There were 67 households, out of which 38 (56.7%) had children under the age of 18 living in them, 46 (68.7%) were opposite-sex married couples living together, 8 (11.9%) had a female householder with no husband present, 3 (4.5%) had a male householder with no wife present. There were 4 (6.0%) unmarried opposite-sex partnerships, and 0 (0%) same-sex married couples or partnerships. 7 households (10.4%) were made up of individuals, and 2 (3.0%) had someone living alone who was 65 years of age or older. The average household size was 4.01. There were 57 families (85.1% of all households); the average family size was 4.23.

The population was spread out, with 87 people (32.3%) under the age of 18, 38 people (14.1%) aged 18 to 24, 74 people (27.5%) aged 25 to 44, 58 people (21.6%) aged 45 to 64, and 12 people (4.5%) who were 65 years of age or older. The median age was 26.3 years. For every 100 females, there were 110.2 males. For every 100 females age 18 and over, there were 111.6 males.

There were 76 housing units at an average density of 192.8 /sqmi, of which 36 (53.7%) were owner-occupied, and 31 (46.3%) were occupied by renters.
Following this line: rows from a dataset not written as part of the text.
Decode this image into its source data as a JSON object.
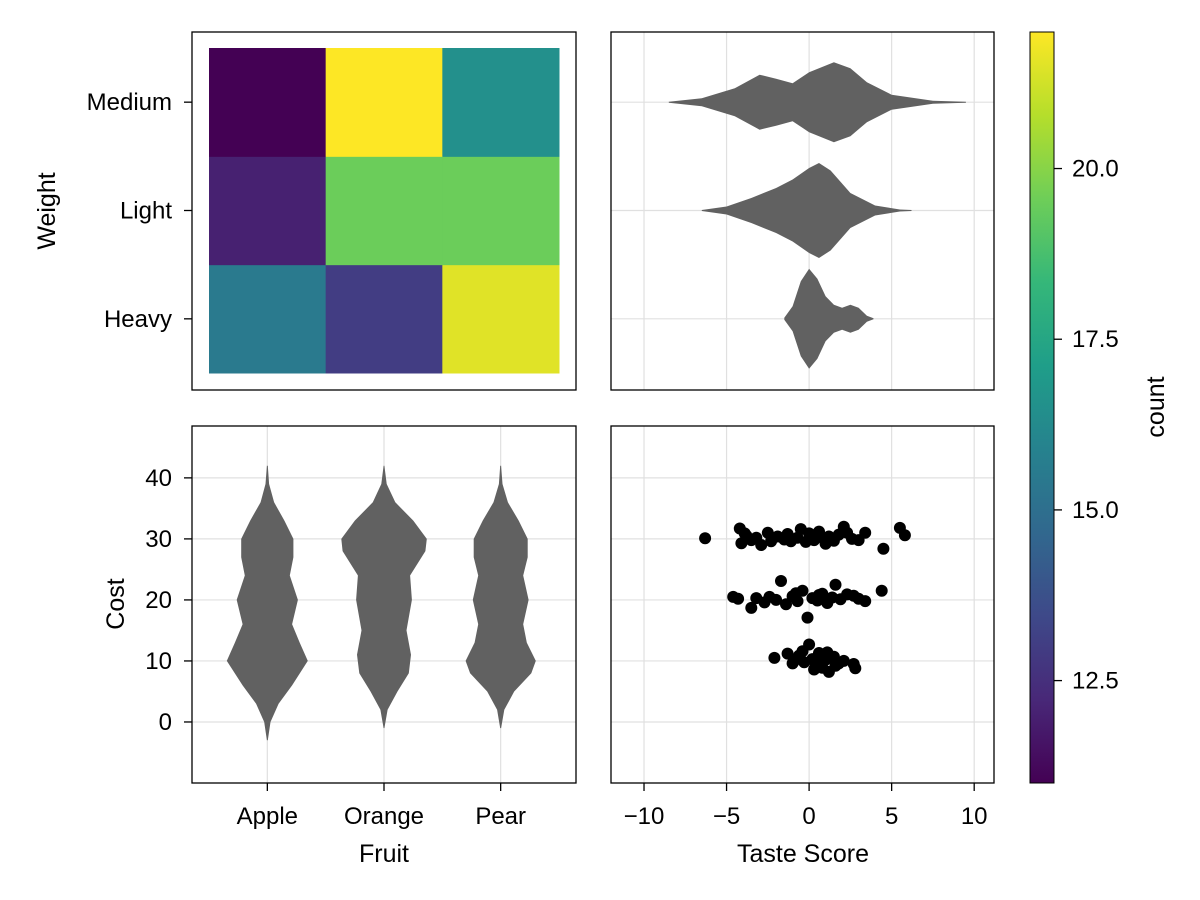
{
  "chart_data": [
    {
      "panel": "top-left",
      "type": "heatmap",
      "x_categories": [
        "Apple",
        "Orange",
        "Pear"
      ],
      "y_categories": [
        "Heavy",
        "Light",
        "Medium"
      ],
      "ylabel": "Weight",
      "values": [
        [
          15.5,
          13.0,
          21.5
        ],
        [
          12.0,
          19.5,
          19.5
        ],
        [
          11.0,
          22.0,
          16.5
        ]
      ]
    },
    {
      "panel": "top-right",
      "type": "violin",
      "orientation": "horizontal",
      "x_ticks": [
        -10,
        -5,
        0,
        5,
        10
      ],
      "xlim": [
        -12,
        11.2
      ],
      "y_categories": [
        "Heavy",
        "Light",
        "Medium"
      ],
      "grid": true,
      "series": [
        {
          "category": "Heavy",
          "profile": [
            [
              -1.5,
              0.02
            ],
            [
              -1.0,
              0.25
            ],
            [
              -0.5,
              0.75
            ],
            [
              0.0,
              1.0
            ],
            [
              0.5,
              0.8
            ],
            [
              1.0,
              0.45
            ],
            [
              1.5,
              0.28
            ],
            [
              2.0,
              0.22
            ],
            [
              2.5,
              0.28
            ],
            [
              3.0,
              0.22
            ],
            [
              3.5,
              0.06
            ],
            [
              3.9,
              0.01
            ]
          ]
        },
        {
          "category": "Light",
          "profile": [
            [
              -6.5,
              0.01
            ],
            [
              -5.0,
              0.08
            ],
            [
              -3.5,
              0.25
            ],
            [
              -2.0,
              0.45
            ],
            [
              -1.0,
              0.62
            ],
            [
              0.0,
              0.85
            ],
            [
              0.6,
              0.95
            ],
            [
              1.3,
              0.8
            ],
            [
              2.5,
              0.35
            ],
            [
              4.0,
              0.1
            ],
            [
              5.5,
              0.02
            ],
            [
              6.2,
              0.01
            ]
          ]
        },
        {
          "category": "Medium",
          "profile": [
            [
              -8.5,
              0.01
            ],
            [
              -6.5,
              0.08
            ],
            [
              -4.5,
              0.28
            ],
            [
              -3.0,
              0.55
            ],
            [
              -2.0,
              0.47
            ],
            [
              -1.0,
              0.38
            ],
            [
              0.0,
              0.6
            ],
            [
              1.5,
              0.8
            ],
            [
              2.5,
              0.68
            ],
            [
              3.5,
              0.4
            ],
            [
              5.0,
              0.15
            ],
            [
              7.5,
              0.03
            ],
            [
              9.5,
              0.01
            ]
          ]
        }
      ]
    },
    {
      "panel": "bottom-left",
      "type": "violin",
      "orientation": "vertical",
      "categories": [
        "Apple",
        "Orange",
        "Pear"
      ],
      "xlabel": "Fruit",
      "ylabel": "Cost",
      "y_ticks": [
        0,
        10,
        20,
        30,
        40
      ],
      "ylim": [
        -10,
        48.5
      ],
      "grid": true,
      "series": [
        {
          "category": "Apple",
          "profile": [
            [
              -3,
              0.01
            ],
            [
              0,
              0.07
            ],
            [
              3,
              0.25
            ],
            [
              6,
              0.55
            ],
            [
              10,
              0.9
            ],
            [
              13,
              0.72
            ],
            [
              16,
              0.55
            ],
            [
              20,
              0.68
            ],
            [
              24,
              0.5
            ],
            [
              27,
              0.58
            ],
            [
              30,
              0.58
            ],
            [
              33,
              0.38
            ],
            [
              36,
              0.15
            ],
            [
              39,
              0.04
            ],
            [
              42,
              0.01
            ]
          ]
        },
        {
          "category": "Orange",
          "profile": [
            [
              -1,
              0.01
            ],
            [
              2,
              0.08
            ],
            [
              5,
              0.3
            ],
            [
              8,
              0.55
            ],
            [
              11,
              0.6
            ],
            [
              15,
              0.5
            ],
            [
              20,
              0.62
            ],
            [
              24,
              0.58
            ],
            [
              28,
              0.92
            ],
            [
              30,
              0.95
            ],
            [
              33,
              0.65
            ],
            [
              36,
              0.25
            ],
            [
              39,
              0.06
            ],
            [
              42,
              0.01
            ]
          ]
        },
        {
          "category": "Pear",
          "profile": [
            [
              -1,
              0.01
            ],
            [
              2,
              0.08
            ],
            [
              5,
              0.3
            ],
            [
              8,
              0.68
            ],
            [
              10,
              0.78
            ],
            [
              13,
              0.58
            ],
            [
              16,
              0.5
            ],
            [
              20,
              0.62
            ],
            [
              24,
              0.5
            ],
            [
              27,
              0.6
            ],
            [
              30,
              0.6
            ],
            [
              33,
              0.4
            ],
            [
              36,
              0.16
            ],
            [
              39,
              0.04
            ],
            [
              42,
              0.01
            ]
          ]
        }
      ]
    },
    {
      "panel": "bottom-right",
      "type": "scatter",
      "xlabel": "Taste Score",
      "x_ticks": [
        -10,
        -5,
        0,
        5,
        10
      ],
      "xlim": [
        -12,
        11.2
      ],
      "ylim": [
        -10,
        48.5
      ],
      "grid": true,
      "color": "#000000",
      "points": [
        [
          -6.3,
          30.1
        ],
        [
          -4.2,
          31.7
        ],
        [
          -3.8,
          30.5
        ],
        [
          -3.5,
          29.8
        ],
        [
          -4.1,
          29.3
        ],
        [
          -3.2,
          30.2
        ],
        [
          -2.9,
          29.0
        ],
        [
          -2.5,
          31.0
        ],
        [
          -2.3,
          29.6
        ],
        [
          -1.9,
          30.4
        ],
        [
          -1.5,
          29.9
        ],
        [
          -1.1,
          29.6
        ],
        [
          -0.7,
          30.2
        ],
        [
          -0.5,
          31.6
        ],
        [
          -0.2,
          29.5
        ],
        [
          0.1,
          30.5
        ],
        [
          0.3,
          29.8
        ],
        [
          0.6,
          31.2
        ],
        [
          0.9,
          30.0
        ],
        [
          1.2,
          30.4
        ],
        [
          1.5,
          29.7
        ],
        [
          1.8,
          30.7
        ],
        [
          2.1,
          32.0
        ],
        [
          2.3,
          31.0
        ],
        [
          2.6,
          30.0
        ],
        [
          3.0,
          29.8
        ],
        [
          3.4,
          31.0
        ],
        [
          4.5,
          28.4
        ],
        [
          5.5,
          31.8
        ],
        [
          5.8,
          30.6
        ],
        [
          -3.9,
          30.9
        ],
        [
          0.0,
          30.9
        ],
        [
          -1.3,
          30.8
        ],
        [
          1.0,
          29.2
        ],
        [
          -4.6,
          20.5
        ],
        [
          -4.3,
          20.2
        ],
        [
          -3.5,
          18.7
        ],
        [
          -3.2,
          20.3
        ],
        [
          -2.7,
          19.6
        ],
        [
          -2.4,
          20.5
        ],
        [
          -2.0,
          20.0
        ],
        [
          -1.7,
          23.1
        ],
        [
          -1.4,
          19.3
        ],
        [
          -1.0,
          20.6
        ],
        [
          -0.7,
          19.8
        ],
        [
          -0.4,
          21.5
        ],
        [
          -0.1,
          17.1
        ],
        [
          0.2,
          20.3
        ],
        [
          0.5,
          19.9
        ],
        [
          0.8,
          21.0
        ],
        [
          1.1,
          19.5
        ],
        [
          1.4,
          20.4
        ],
        [
          1.6,
          22.5
        ],
        [
          1.9,
          20.1
        ],
        [
          2.3,
          20.9
        ],
        [
          2.7,
          20.7
        ],
        [
          3.0,
          20.2
        ],
        [
          3.4,
          19.8
        ],
        [
          4.4,
          21.5
        ],
        [
          -0.8,
          21.1
        ],
        [
          0.6,
          20.8
        ],
        [
          -2.1,
          10.5
        ],
        [
          -1.3,
          11.2
        ],
        [
          -0.9,
          10.0
        ],
        [
          -0.6,
          10.9
        ],
        [
          -0.3,
          9.8
        ],
        [
          0.0,
          12.7
        ],
        [
          0.2,
          10.3
        ],
        [
          0.4,
          9.4
        ],
        [
          0.6,
          11.3
        ],
        [
          0.8,
          8.9
        ],
        [
          1.0,
          10.2
        ],
        [
          1.2,
          8.2
        ],
        [
          1.5,
          10.7
        ],
        [
          1.8,
          9.6
        ],
        [
          2.1,
          10.0
        ],
        [
          2.7,
          9.5
        ],
        [
          2.8,
          8.8
        ],
        [
          -0.4,
          11.6
        ],
        [
          0.5,
          10.6
        ],
        [
          1.1,
          11.4
        ],
        [
          -1.0,
          9.6
        ],
        [
          0.3,
          8.6
        ],
        [
          1.6,
          9.2
        ]
      ]
    },
    {
      "panel": "colorbar",
      "type": "colorbar",
      "label": "count",
      "range": [
        11,
        22
      ],
      "ticks": [
        "12.5",
        "15.0",
        "17.5",
        "20.0"
      ],
      "colormap": [
        "#440154",
        "#482878",
        "#3e4989",
        "#31688e",
        "#26828e",
        "#1f9e89",
        "#35b779",
        "#6ece58",
        "#b5de2b",
        "#fde725"
      ]
    }
  ],
  "colors": {
    "violin_fill": "#616161",
    "grid": "#e0e0e0",
    "frame": "#000000"
  }
}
The homeowner vacancy rate was 0%; the rental vacancy rate was 11.4%. 132 people (49.1% of the population) lived in owner-occupied housing units and 137 people (50.9%) lived in rental housing units.

===2000===
As of the census of 2000, the median income for a household in the CDP was $31,538, and the median income for a family was $30,536. Males had a median income of $27,000 versus $24,375 for females. The per capita income for the CDP was $7,834. About 23.3% of families and 29.7% of the population were below the poverty line, including 38.2% of those under age 18 and 11.4% of those age 65 or over.

==Government==
San Lucas is served by the San Lucas Water District.